A Slow Introduction to Open

I didn’t come to open via Creative Commons licenses, open textbooks, MOOCs, or open software – although those are all things that are now part of my life of open.  My world of open was a pragmatic introduction to open universities, having seen a family member shut out of traditional higher education but eventually finding his way to an open university where he was able to complete a degree and be set on a new path.  So for me open is about access, and I care a lot about open as helping to create equity through better access.

Of course, we know that open on its own doesn’t solve an equity or access problem.  My interest in open now is to find a way to address gaps that might not be getting enough attention, and try to proactively contribute to resolving them.  For example, as open initiatives around the world continue to expand, I’m interested in surfacing OERs created in other languages so that there is a broader awareness of how language politics, the predominance of English in the production of OERs, and concerns about the amplification of ‘Western’ knowledge systems are intertwined.  

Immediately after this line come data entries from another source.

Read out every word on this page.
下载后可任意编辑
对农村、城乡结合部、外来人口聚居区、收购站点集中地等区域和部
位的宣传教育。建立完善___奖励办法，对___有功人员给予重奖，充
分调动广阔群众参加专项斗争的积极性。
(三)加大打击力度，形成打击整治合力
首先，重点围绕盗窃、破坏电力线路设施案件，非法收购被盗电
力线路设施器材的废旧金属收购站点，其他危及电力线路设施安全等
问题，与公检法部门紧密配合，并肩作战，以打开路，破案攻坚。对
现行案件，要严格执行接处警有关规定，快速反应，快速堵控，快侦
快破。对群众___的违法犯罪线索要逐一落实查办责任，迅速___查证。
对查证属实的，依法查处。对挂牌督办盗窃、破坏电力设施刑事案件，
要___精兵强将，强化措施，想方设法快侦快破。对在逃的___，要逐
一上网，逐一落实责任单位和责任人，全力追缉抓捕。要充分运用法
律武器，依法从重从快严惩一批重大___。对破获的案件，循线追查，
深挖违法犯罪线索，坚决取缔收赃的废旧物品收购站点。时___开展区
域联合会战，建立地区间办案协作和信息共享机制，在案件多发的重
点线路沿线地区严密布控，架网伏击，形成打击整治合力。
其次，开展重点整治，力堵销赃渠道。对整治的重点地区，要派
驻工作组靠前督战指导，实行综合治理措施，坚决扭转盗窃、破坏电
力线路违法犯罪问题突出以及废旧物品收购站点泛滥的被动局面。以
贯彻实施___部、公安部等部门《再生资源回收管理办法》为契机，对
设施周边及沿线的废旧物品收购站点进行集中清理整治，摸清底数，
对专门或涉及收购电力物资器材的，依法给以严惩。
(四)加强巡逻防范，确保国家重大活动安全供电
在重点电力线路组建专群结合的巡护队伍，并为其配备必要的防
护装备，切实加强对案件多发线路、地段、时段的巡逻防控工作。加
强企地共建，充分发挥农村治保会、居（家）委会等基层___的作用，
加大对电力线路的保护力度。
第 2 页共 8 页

I’ve had to learn that the access part of open that I care about isn’t as simple as I once thought…just because something is free and available for use does not automatically make it accessible or valuable.

But while I think it’s important to bring a critical eye to open, so much of my daily work life has been made easier, better, richer because of open.  Open textbooks save our students money, open courses allow access to JIBC courses for our many non-traditional, unconventional learners, open publishing makes it easier and faster to access current research, open technologies allow us to create better learning environments for our students.  I hope that after this week, you will find your own way towards easier, richer, and better.